Ci vuole Arbasino per capire cos'è oggi l'estremismo umanitario
"Il problema delle immigrazioni viene per lo più affrontato con le formule vaste e vaghe di cui abbonda la tradizione demagogica italiana"
Al direttore - Autoritari alla deriva.
Giuseppe De Filippi
A proposito di ong. A proposito di immigrazione. Un amico mi ha girato un testo formidabile su questo tema scritto il 24 settembre del 1995 da Alberto Arbasino. Arbasino scriveva che “il problema delle immigrazioni viene per lo più affrontato con le formule vaste e vaghe di cui abbonda la tradizione demagogica italiana: elargire provvidenze al Mezzogiorno, potenziare le ferrovie, venire incontro alle esigenze della scuola, riformare il sistema sanitario e quello giudiziario… sempre con molta enfasi emotiva, e senza mai quantificare: quante aule o celle, quanti vagoni o letti, quanti immigrati, quanti miliardi, e di dove si cavano in un paese carico di disoccupati e di debiti”. “Gli immigrati – proseguiva Arbasino – nella retorica politica attuale sembrano costituire una vasta entità astratta senza confini precisi, dove non si fa distinzione fra legali e illegali, o fra migliaia e milioni, quando la legge viene subordinata al ‘buonismo’ più ingenuo o più cinico. Extracomunitari diventa una qualifica salvifica che esime dall’osservare le diverse leggi civili e penali e amministrative e commerciali vigenti nella Repubblica in nome del ‘buon cuore’. Invece i cittadini italiani dovrebbero provare sensi di colpa o vergogna per le distruzioni e miserie non provocate da loro in Asia e in Africa, e nei confronti di chiunque penetri abusivamente nel nostro Stato”. Basterebbe questo, ma c’è anche altro. “Anche l’ingenuità solidaristica e il buon cuore assistenziale possono combinare guai, mescolandosi ai moralismi più minacciosi, alle demagogie già elettorali, alle cautele da pesci in barile, al giocare con le parole senza un minimo di considerazioni realistiche, come base pratica per proposte legislative di misure concrete… Molti comportamenti italiani attuali hanno radici profonde nella nostra storia e nel nostro carattere. Antiche solidarietà assistenziali di origine cattolica e di sinistra, spinte fino a trascurare che i centri benefici per i gigli del campo e gli uccelli dell’aria possono divenire basi e canali per i traffici del parassitismo e della malavita…

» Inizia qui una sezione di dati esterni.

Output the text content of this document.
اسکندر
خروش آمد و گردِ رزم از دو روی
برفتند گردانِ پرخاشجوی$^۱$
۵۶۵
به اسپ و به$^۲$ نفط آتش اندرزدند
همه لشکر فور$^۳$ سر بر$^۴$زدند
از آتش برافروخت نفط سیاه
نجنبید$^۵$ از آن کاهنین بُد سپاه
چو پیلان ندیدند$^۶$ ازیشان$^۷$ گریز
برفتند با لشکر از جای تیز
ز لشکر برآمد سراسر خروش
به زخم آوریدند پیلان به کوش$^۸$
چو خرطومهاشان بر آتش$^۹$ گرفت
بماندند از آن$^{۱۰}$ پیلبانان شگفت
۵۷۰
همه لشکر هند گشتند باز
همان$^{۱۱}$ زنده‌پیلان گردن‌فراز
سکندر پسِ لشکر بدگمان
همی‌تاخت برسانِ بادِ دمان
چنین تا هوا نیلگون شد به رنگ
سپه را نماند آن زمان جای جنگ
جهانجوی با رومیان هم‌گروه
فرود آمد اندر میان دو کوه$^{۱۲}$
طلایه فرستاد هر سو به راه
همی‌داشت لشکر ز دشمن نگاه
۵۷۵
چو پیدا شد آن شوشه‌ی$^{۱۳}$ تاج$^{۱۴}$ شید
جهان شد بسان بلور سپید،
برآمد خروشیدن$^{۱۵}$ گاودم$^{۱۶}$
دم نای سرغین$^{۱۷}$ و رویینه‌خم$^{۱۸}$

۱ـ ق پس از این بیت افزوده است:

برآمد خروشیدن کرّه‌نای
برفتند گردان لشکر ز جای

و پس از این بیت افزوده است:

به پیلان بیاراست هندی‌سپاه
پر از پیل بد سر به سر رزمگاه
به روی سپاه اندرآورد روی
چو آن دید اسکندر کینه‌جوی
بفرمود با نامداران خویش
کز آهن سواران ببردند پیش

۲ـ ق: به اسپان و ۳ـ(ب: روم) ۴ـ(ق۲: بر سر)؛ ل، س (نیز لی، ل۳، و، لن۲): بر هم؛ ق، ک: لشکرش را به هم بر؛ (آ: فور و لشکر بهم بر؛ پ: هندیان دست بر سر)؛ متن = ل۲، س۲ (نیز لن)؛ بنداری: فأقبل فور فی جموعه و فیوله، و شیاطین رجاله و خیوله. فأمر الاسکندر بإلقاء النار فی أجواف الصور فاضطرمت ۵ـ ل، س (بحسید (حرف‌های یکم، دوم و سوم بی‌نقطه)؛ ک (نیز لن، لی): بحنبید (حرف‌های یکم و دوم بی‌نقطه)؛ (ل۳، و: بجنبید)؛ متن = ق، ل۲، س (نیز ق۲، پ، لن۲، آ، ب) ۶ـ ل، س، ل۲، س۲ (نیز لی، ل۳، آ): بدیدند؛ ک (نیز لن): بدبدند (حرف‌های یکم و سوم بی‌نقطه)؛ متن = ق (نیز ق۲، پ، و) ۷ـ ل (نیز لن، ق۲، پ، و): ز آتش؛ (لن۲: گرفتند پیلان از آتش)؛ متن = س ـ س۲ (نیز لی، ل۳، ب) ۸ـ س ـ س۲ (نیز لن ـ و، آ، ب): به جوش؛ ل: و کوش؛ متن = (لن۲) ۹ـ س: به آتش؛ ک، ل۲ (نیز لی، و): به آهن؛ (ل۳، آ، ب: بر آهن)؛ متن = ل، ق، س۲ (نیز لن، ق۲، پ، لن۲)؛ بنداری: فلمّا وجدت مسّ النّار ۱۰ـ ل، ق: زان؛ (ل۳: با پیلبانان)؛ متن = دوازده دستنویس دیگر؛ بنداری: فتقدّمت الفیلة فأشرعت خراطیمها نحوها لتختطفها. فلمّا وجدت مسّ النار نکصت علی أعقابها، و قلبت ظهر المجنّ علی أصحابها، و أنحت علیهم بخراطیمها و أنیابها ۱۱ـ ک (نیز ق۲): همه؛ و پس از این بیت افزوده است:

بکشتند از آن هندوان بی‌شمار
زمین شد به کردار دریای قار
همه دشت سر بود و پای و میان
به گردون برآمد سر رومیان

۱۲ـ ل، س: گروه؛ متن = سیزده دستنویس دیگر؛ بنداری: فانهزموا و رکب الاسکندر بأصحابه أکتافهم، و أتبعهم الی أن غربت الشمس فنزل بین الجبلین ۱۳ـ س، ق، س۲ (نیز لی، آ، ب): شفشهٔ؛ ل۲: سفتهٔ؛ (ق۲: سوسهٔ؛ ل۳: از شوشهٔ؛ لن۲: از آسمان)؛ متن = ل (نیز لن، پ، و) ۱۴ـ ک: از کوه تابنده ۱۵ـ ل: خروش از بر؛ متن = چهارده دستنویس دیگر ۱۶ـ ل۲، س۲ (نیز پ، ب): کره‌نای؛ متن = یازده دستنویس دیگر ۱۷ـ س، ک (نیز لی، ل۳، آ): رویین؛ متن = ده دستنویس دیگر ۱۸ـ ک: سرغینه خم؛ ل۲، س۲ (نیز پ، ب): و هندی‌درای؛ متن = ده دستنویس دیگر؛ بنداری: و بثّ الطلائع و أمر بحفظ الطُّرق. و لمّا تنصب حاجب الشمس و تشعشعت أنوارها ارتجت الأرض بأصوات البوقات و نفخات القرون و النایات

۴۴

E’ evidente, è innegabile, che una larga parte della ‘gente’ (cioè, del popolo italiano) si vada attualmente mostrando, per comportamenti e sentimenti e istinti, molto più affine ai popoli ‘extracomunitari’ sotto il Mediterraneo che non ai ‘comunitari’ sopra le Alpi. Basta notare le adesioni emotive a tutto ciò che porta l’etichetta di ‘extra’ , e l’avversione o diffidenza per tutto ciò che in quanto europeo viene sentito come estraneo. Bisogna osservare le scene di strada: i giovani romani, non per ideologia ma per inclinazione, non per cultura ma per natura, si mostrano più affiatati con gli ambulanti della Nigeria e del Ghana che con i loro coetanei di Berlino o Lugano. Anche perché questi non dispongono di treccine, tamburi, braccialetti, roba di contrabbando su tappetini e cassette, motorini truccati, rivolte contro gli sbirri… E dunque risultano ‘alieni’. E i cittadini, nonché elettori, ‘normali’? Nella maggior parte, abbiente, non hanno occasione di incontrare i disoccupati italiani poveri, che non vivono in casa di genitori agiati, non dispongono di telefonini, e non trovano lavoro in quanto portato via dagli stranieri. Secondo la formula più signorile: ‘quei lavori che i disoccupati italiani non vogliono più fare’. Ed eccoli sistemati: fannulloni, schizzinosi incontentabili. La gente comune però incontra innanzitutto i lavavetri; e dopo una decina di semafori con assalto e questua si possono prevedere anche reazioni di violenza crescente, da parte dei cittadini intrappolati e stressati da un’ora e più nell’inquinamento e nel traffico, secondo le statistiche. Ma saranno ‘intolleranze razziste’? O la medesima irritazione (‘antireligiosa’?) già provata alla decima intrufolona che pretende offerte per Santa Cecia ogni volta che ci si siede per un caffè”. Un pezzo fantastico. Venne pubblicato su Repubblica. Sarebbe bello rileggerlo per intero proprio su quel giornale.